In December 2016, Yuri Dmitriev, a 63-year-old historian and head of the Karelian branch of the human rights centre Memorial, was arrested and charged with making pornographic images of his adopted daughter under Article 242.2 of the Russian Criminal Code and possessing an illegal firearm. He denied the charges, arguing that the purpose of the photographs was to monitor the health of the child for social services. He spent more than a year in pre-trial detention. Human rights groups claim that the case against Dmitriev is fabricated and politically motivated, and he has the vocal support of many famous Russians. They believe that he is being punished for his work unearthing the truth about the Stalin-era purges. The Russian authorities have repeatedly targeted Memorial and, since 2014, have regarded the centre as a ‘foreign agent’. Dmitriev faces up to twenty years in prison if convicted.

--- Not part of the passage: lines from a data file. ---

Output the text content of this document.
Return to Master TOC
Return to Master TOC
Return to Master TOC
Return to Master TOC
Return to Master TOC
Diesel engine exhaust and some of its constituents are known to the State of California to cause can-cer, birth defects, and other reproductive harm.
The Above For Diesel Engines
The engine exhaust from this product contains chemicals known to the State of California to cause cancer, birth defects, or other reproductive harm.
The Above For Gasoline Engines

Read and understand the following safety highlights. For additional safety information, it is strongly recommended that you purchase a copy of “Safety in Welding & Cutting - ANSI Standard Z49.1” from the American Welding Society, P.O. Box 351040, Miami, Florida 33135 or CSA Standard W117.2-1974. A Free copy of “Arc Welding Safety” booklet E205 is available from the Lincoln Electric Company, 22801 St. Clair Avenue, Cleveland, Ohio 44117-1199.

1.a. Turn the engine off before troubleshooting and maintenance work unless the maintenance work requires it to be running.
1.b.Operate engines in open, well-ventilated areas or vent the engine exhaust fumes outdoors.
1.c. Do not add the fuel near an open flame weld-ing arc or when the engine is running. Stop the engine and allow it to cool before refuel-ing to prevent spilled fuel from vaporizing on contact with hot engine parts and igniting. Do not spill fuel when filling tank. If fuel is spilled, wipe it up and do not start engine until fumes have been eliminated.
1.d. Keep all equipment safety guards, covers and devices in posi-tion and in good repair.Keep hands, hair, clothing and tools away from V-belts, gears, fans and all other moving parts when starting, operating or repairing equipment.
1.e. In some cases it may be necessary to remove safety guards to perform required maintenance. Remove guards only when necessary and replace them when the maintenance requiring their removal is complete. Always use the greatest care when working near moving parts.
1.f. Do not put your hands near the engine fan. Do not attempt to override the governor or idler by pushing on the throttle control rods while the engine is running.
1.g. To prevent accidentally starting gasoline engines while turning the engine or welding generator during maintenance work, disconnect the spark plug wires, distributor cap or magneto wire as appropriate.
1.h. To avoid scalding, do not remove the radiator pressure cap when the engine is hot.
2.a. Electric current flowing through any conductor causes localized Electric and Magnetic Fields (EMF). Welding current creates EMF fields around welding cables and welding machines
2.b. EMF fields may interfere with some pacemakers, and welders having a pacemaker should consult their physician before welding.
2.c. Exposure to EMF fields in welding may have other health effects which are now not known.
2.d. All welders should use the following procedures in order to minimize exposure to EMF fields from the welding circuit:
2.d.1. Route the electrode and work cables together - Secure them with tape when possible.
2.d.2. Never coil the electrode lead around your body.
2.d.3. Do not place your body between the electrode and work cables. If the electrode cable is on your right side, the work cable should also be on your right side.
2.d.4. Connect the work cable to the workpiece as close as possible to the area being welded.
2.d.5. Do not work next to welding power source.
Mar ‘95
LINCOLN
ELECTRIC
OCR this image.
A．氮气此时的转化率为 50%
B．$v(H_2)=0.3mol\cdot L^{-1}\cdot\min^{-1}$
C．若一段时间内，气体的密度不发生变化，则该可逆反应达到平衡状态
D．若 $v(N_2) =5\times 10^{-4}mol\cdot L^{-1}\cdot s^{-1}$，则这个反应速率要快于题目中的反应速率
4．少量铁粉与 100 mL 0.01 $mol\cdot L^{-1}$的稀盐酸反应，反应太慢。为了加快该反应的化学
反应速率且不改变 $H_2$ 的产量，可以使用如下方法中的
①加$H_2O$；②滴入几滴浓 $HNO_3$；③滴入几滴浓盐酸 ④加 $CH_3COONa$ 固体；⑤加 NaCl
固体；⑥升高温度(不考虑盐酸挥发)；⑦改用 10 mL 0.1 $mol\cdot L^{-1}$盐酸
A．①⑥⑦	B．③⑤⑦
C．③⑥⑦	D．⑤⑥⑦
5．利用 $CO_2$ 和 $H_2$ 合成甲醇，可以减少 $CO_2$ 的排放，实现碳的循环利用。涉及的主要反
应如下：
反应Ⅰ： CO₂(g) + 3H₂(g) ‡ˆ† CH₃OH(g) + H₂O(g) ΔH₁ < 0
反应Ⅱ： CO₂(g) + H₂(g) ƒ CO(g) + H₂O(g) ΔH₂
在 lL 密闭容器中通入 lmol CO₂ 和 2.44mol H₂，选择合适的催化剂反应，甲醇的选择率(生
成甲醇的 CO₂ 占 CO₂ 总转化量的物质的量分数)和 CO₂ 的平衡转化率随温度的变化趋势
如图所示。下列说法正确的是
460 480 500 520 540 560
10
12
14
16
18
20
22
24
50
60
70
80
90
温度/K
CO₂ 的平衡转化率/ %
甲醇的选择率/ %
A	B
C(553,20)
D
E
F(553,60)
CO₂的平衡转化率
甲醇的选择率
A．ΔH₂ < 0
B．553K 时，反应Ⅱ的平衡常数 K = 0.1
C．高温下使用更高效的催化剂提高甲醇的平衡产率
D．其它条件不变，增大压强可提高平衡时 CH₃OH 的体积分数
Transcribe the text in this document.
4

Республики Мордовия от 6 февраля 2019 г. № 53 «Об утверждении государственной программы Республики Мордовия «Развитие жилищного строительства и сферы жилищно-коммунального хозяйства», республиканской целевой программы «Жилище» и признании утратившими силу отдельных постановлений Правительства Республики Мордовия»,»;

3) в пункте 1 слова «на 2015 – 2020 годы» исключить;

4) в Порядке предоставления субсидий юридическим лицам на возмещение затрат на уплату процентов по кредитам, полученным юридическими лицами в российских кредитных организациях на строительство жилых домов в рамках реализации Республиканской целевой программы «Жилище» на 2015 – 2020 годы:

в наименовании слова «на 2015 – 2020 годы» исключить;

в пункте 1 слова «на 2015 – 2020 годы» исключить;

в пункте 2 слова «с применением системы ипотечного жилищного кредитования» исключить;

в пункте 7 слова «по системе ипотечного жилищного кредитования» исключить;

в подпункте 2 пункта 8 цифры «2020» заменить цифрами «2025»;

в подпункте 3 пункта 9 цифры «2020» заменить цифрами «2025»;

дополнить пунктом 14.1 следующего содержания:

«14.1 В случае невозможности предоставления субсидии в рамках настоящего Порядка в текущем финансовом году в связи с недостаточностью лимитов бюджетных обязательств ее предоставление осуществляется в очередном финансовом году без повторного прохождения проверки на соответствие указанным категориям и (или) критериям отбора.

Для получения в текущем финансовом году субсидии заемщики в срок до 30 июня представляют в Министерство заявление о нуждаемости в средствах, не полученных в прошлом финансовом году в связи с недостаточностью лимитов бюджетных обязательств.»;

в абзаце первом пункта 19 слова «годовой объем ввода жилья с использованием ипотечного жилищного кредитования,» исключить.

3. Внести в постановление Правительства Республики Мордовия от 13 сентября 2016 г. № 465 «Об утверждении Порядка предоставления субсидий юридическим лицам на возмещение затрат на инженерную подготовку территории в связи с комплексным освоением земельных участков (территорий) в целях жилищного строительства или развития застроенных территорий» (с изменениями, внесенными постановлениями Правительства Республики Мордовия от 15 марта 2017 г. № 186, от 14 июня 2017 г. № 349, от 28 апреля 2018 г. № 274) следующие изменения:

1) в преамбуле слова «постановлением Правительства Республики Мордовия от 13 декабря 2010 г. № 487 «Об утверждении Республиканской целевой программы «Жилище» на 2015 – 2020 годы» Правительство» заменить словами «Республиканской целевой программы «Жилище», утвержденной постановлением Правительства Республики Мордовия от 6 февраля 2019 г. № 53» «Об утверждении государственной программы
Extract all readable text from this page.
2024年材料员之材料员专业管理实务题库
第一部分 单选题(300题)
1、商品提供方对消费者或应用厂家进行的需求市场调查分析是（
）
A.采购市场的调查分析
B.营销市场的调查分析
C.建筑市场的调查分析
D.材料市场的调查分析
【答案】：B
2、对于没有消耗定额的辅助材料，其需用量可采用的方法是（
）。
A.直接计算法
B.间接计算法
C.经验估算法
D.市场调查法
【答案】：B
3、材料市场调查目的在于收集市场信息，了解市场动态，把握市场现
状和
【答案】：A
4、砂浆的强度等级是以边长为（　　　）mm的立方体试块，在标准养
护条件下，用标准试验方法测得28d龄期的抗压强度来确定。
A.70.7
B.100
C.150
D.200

Dmitriev has spent many years documenting the execution sites of Stalin’s purges and identifying victims for Memorial. He played a crucial role in the discovery and investigation of the killing fields Sandarmokh and Krasny Bor, and their subsequent transformation into memorial complexes. In recent years the Russian authorities have sought to glorify the Soviet past: Vladimir Putin stated in 2017 that the ‘excessive demonisation of Stalin is one of the ways to attack the Soviet Union’.

On 5 April last year, the Petrozavodsk City Court cleared Dmitriev of child pornography charges but two months later the Karelian Supreme Court overturned his acquittal. Dmitriev was subsequently charged under Article 132.4 of the Russian Criminal Code (which refers to violent acts of a sexual nature in relation to a person who has not reached the age of fourteen) and underwent enforced psychiatric testing. The European Union issued a statement expressing concern that Dmitriev was being targeted because of his work for Memorial and calling for the Russian authorities to release him immediately and drop the charges against him. Instead, the criminal cases against Dmitriev were merged. The first hearing of the new case was held in Petrozavodsk on 19 October 2018. He remains in detention. PEN is awaiting trial dates for the two cases before calling for public appeals.

Update: on 4 November, Turkish author Ahmet Altan and journalist Nazlı Ilıcak (LR, April 2018) were released after more than three years’ detention. A court ordered the release of Altan and Ilıcak based on the time they had already served. Both had been convicted of ‘aiding a terrorist organisation’. No credible evidence was presented linking the defendants to terrorism and the case should never have gone to trial. Altan’s freedom was short-lived. Police detained the writer on 12 November at his home in Kadikoy, on Istanbul’s Asian side, acting on an arrest warrant issued after the chief public prosecutor appealed against the decision to release him. At the time of writing, Altan and three co-defendants – Fevzi Yazıcı, Yakup Simşek and Sükrü Tuğrul Ozşengül – remain in detention. PEN continues to call for their release and for the charges against them to be dropped.